Ligand overlay 1: using quaternions for rotation in python
Notebook on github - Step 1 rotating with quaternions
The twin pillars of structure-based drug discovery are 1) docking (fitting test ligands into a known binding site), and 2) ligand overlay (fitting test ligands into the shape of a known ligand). The academic literature seems to focus on machine learning approaches to virtual screening, using ML based on fingerprints or molecular graphs. But docking and ligand overlay, which were originally developed in the 90s (!), have already shown good results over the previous two decades. They may get less attention in the literature today because, as a result of their success, the developers moved into industry.
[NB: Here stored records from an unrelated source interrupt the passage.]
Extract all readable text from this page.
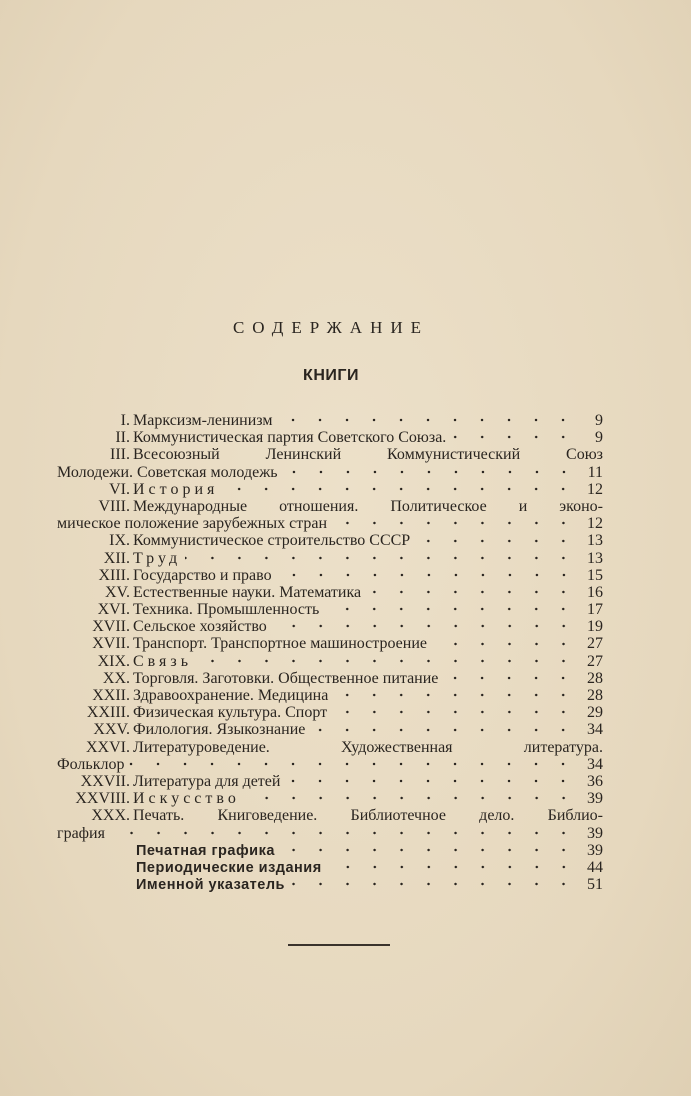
СОДЕРЖАНИЕ
КНИГИ
I. Марксизм-ленинизм	9
II. Коммунистическая партия Советского Союза.	9
III. Всесоюзный Ленинский Коммунистический Союз
Молодежи. Советская молодежь	11
VI. История	12
VIII. Международные отношения. Политическое и эконо-
мическое положение зарубежных стран	12
IX. Коммунистическое строительство СССР	13
XII. Труд	13
XIII. Государство и право	15
XV. Естественные науки. Математика	16
XVI. Техника. Промышленность	17
XVII. Сельское хозяйство	19
XVII. Транспорт. Транспортное машиностроение	27
XIX. Связь	27
XX. Торговля. Заготовки. Общественное питание	28
XXII. Здравоохранение. Медицина	28
XXIII. Физическая культура. Спорт	29
XXV. Филология. Языкознание	34
XXVI. Литературоведение. Художественная литература.
Фольклор	34
XXVII. Литература для детей	36
XXVIII. Искусство	39
XXX. Печать. Книговедение. Библиотечное дело. Библио-
графия	39
Печатная графика	39
Периодические издания	44
Именной указатель	51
See Blaze (overlay), ROCS (overlay), or Glide (docking).
I've been determined to implement one of these approaches in an open-software way for months, but the implementations are licensed, obscured as trade secrets or, due to historical reasons, written in fortran. While fortran is great, it doesn't fit into modern drug discovery pipelines easily and it would be nice to have a python option. Docking and ligand overlay share a lot of properties, but ligand overlay seems like the simpler place to start since the protein is absent, meaning there are fewer parameters to deal with.
A reasonable roadmap to implementing a ligand overlay pipeline might look like this:
- (This post) Figure out how to handle molecule rotations using quaternions, which have some advantages over rotation matrices
- Align molecules by their principal moments of inertia, which is typically close to the global minimum of volume overlap
- Calculate molecular volume, as well as volume overlaps. Hard-sphere, Gaussian, or solvent-excluded volumes?
- Optimize the overlap function between two molecules using gradient-descent or some evolutionary algorithm like CMA-ES
- Validate on some high-throughput screening data or the DUD-Z validation set. This approach should also be compared to molecular fingerprits or alignment-free shaped-based descriptors to show improvement
- Optimize timing
The first step - quaternions - is simple enough in practice, but isn't commonly taught in undergrad maths. Luckily, it's common in computer graphics so there's lots of information and some python libraries that demonstrate how it works. The advantage of using quaternions instead of a rotation matrix is that they have gradients without singularities, it's straightforward to interpolate between two rotations, and multiple rotations can be stacked by multipling quaternions (a computationally cheaper operation than matrix multiplication).
See the notebook above for some functions that demonstrate how to use quaternions in python. These just use numpy, so should be differentiable using JAX. Later, they will be utilized to optimize the overlap between two molecules. As a sanity check, they are also used to create the following graphic of random molecule rotations. Looks like it works!